I remember a not very happy father coming back later that night with
armfuls of packages but he wasn't pleased with his purchases. "The
stores don't have s--- left" dad yelled at mom. I knew with those
words the Alamo set was history as well as the wood burner set and
the Wilson A2000 baseball mitt.
Dad
told me at dinner he was sorry but many of the things I had asked
for were sold out and he did the best he could. Although young and
far too materialistic I remember telling dad I understood and that
it wasn't his or mom's fault that I was going to have a miserable
Christmas.
That all changed about 5:00 p.m. on Christmas Eve when the apartment
buzzer rang. Pressing the buzzer, I went to the door as mom was busy
in the kitchen. To my elation, a young man in a blue Sears' delivery
uniform was banging a wheeled cart full of presents up the stairs.

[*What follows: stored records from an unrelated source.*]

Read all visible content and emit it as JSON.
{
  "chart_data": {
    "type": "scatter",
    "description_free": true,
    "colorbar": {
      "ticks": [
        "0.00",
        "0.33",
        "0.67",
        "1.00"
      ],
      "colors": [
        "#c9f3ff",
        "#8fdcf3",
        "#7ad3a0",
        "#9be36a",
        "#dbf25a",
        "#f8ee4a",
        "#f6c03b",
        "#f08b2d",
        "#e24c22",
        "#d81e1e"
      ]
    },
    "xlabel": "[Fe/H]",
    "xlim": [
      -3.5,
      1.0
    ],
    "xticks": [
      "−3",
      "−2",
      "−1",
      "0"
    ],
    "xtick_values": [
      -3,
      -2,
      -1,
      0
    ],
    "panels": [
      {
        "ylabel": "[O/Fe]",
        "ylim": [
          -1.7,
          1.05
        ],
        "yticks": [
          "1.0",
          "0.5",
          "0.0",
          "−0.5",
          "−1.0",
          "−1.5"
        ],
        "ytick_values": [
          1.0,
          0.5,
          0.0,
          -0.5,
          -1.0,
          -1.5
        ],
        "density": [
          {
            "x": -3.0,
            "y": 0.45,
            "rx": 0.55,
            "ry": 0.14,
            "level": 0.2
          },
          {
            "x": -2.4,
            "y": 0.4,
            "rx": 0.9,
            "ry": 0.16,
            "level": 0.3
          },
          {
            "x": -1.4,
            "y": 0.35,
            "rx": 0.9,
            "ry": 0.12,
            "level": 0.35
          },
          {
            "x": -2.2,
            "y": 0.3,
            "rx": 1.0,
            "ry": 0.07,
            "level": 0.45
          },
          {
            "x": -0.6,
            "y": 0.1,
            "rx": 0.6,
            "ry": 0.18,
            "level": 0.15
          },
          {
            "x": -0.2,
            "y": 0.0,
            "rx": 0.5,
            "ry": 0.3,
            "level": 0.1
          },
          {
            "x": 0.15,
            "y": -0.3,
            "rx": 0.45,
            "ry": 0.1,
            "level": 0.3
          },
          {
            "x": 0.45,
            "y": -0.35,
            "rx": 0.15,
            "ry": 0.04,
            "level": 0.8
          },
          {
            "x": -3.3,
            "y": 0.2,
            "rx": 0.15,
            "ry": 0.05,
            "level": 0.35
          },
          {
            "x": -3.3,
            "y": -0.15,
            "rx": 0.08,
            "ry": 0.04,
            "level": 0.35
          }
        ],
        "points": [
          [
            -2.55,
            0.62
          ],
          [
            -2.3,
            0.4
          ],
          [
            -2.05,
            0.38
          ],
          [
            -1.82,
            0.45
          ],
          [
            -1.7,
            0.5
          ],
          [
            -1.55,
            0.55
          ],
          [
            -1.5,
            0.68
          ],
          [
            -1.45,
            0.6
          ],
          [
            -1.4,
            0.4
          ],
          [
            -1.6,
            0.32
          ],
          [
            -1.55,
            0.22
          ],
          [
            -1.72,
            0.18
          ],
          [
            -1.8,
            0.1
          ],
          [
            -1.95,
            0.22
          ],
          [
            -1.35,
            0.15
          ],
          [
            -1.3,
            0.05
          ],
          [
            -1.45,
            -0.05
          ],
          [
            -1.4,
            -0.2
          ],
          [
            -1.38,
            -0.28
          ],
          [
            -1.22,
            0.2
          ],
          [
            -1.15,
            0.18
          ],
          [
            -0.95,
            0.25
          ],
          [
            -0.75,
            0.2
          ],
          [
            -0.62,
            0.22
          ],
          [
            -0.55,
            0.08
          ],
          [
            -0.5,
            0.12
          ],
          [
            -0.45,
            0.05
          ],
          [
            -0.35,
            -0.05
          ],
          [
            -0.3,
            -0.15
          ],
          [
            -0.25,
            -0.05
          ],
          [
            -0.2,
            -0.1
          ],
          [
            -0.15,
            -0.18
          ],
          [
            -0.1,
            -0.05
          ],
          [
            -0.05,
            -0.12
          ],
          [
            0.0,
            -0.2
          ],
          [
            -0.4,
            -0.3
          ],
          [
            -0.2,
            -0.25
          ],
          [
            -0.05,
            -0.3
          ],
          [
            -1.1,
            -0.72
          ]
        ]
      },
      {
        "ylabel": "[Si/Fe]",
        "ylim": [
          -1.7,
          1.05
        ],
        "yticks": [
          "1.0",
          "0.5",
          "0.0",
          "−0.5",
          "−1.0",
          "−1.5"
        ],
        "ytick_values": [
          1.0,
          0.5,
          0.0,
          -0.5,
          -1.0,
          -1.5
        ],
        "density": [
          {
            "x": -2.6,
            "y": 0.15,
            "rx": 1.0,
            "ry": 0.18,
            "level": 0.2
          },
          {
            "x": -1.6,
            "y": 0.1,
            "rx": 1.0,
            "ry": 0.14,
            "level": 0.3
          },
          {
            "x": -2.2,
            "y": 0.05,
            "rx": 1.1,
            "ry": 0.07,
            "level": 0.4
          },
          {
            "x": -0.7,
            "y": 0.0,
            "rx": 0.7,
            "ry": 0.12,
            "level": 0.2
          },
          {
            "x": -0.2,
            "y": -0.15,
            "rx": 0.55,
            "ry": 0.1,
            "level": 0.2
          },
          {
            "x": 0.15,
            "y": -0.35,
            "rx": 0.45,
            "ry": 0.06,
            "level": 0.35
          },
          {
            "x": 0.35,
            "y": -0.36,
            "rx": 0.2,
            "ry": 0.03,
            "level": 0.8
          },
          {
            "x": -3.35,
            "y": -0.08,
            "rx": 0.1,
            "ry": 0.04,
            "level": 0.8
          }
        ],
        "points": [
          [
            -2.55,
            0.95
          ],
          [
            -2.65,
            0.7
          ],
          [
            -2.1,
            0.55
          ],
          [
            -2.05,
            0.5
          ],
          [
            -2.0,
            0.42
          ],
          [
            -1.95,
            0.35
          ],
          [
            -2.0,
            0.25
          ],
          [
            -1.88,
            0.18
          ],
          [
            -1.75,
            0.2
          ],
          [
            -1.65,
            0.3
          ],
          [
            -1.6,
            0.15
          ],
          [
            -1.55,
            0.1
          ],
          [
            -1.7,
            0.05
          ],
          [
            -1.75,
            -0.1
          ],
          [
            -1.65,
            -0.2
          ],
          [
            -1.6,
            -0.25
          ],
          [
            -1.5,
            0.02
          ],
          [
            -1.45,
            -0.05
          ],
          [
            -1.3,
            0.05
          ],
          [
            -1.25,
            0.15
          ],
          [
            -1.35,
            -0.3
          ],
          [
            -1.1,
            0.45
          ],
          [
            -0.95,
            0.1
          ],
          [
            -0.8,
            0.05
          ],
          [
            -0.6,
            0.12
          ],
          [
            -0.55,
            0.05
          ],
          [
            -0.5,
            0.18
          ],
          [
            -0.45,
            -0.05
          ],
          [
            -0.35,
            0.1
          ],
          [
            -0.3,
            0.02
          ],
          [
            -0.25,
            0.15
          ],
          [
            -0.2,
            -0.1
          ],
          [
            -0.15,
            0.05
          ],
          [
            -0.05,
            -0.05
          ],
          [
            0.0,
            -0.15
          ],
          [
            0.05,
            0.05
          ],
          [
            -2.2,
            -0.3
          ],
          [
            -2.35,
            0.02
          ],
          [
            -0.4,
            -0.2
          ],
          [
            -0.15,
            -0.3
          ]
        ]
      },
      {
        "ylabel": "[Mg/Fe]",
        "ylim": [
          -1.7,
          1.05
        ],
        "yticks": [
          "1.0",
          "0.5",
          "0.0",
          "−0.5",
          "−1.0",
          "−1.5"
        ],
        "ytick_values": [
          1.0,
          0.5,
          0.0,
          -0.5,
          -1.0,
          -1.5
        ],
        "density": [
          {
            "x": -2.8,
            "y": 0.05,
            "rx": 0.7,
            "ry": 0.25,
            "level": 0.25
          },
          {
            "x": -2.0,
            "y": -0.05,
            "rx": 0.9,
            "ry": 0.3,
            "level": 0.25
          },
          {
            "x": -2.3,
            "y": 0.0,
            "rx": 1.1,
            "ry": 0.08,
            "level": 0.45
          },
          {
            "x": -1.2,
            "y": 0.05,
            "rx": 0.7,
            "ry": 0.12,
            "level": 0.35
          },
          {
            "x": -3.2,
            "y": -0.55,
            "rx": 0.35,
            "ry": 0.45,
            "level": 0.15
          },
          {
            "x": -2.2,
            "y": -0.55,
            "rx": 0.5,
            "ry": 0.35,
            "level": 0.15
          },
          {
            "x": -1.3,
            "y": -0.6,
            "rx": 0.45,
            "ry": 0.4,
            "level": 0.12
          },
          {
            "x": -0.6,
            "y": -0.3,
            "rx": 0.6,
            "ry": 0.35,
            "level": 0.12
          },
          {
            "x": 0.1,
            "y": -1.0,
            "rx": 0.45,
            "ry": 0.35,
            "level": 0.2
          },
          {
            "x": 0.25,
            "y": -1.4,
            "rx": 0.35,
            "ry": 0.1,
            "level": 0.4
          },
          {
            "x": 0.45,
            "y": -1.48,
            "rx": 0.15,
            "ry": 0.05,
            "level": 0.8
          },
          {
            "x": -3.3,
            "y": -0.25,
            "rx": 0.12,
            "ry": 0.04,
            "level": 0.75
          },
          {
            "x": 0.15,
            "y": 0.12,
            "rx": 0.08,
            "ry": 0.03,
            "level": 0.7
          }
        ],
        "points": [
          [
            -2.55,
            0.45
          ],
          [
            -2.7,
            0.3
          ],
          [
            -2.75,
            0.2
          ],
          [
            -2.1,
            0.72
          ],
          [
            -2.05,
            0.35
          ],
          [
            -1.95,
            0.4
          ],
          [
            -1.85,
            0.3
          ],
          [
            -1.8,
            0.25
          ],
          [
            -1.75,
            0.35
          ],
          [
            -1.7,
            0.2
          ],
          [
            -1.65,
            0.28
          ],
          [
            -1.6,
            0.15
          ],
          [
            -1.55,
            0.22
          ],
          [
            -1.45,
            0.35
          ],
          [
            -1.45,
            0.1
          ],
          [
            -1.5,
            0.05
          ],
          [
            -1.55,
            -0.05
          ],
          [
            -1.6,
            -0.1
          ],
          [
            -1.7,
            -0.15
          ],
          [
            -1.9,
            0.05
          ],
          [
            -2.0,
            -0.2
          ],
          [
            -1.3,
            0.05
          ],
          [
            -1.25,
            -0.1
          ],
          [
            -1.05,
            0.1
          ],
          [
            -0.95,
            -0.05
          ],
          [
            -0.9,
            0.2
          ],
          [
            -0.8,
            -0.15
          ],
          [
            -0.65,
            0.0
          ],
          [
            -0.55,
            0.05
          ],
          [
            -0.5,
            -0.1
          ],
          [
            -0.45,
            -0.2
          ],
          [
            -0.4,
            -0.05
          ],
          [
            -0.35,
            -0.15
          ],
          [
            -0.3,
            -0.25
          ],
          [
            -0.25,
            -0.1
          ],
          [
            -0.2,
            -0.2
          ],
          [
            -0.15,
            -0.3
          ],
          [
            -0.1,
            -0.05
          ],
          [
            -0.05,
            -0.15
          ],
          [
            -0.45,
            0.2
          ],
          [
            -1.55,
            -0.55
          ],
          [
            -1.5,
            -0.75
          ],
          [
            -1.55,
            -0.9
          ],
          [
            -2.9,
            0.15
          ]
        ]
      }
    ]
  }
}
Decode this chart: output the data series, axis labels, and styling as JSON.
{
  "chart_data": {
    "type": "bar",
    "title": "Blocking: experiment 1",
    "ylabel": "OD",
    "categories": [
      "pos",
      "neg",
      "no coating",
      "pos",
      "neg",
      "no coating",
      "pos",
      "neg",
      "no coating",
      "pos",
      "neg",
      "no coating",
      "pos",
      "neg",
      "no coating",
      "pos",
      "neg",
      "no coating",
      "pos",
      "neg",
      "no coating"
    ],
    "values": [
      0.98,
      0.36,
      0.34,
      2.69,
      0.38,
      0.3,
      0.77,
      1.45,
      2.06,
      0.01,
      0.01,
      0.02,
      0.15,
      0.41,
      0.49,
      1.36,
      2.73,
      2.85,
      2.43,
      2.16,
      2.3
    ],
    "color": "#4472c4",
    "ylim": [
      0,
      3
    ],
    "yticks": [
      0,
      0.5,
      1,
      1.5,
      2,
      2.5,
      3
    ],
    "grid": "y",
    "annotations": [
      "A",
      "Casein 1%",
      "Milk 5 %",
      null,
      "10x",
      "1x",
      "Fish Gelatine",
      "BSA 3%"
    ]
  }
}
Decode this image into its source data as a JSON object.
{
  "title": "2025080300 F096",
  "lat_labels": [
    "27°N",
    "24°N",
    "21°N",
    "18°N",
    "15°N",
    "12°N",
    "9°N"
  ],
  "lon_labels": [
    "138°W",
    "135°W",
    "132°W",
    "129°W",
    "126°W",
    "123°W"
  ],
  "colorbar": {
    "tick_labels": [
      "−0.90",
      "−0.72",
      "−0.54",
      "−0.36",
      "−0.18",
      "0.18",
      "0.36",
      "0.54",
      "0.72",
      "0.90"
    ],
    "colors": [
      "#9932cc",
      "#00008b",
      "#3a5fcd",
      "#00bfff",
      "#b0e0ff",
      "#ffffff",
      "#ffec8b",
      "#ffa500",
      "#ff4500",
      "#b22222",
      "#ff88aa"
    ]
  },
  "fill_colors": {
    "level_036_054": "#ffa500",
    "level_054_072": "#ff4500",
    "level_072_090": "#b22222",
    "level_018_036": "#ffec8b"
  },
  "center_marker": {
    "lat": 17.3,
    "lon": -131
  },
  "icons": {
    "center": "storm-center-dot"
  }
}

Yelling at mom to come quick and that a miracle had happened, I saw
my mom pensively look at the young man. It hadn't dawned on my young
mind that my parents couldn't afford two batches of toys for their
kids. As my mom explained to the young man she had already purchased
alternative items, he shook his head and told my mom not to worry
and that the packages were being sent without charge. Something
about Sears valuing their customers and wanting to make amends for a
shipment lost and then found meant the boxes carried no demand for
C.O.D. With that news, mom whisked the young man into the apartment
and gave him a cup of hot cocoa.
Yes that was a very special Christmas in 1958. I not only got the
all metal Alamo play set and a wood burning set but I got last years
hot toy, the all-metal Fort Apache as well and a whole bunch of
trivial toys that were just heaped in a pile as I worked furiously
to open and play with my double dose of Christmas materialism.
I recall with fondness going back to school with blisters on two
fingers and band aids protecting cuts on the other eight. Yes, ten
years old was a great age to be. Thanks to a blunder by Sears.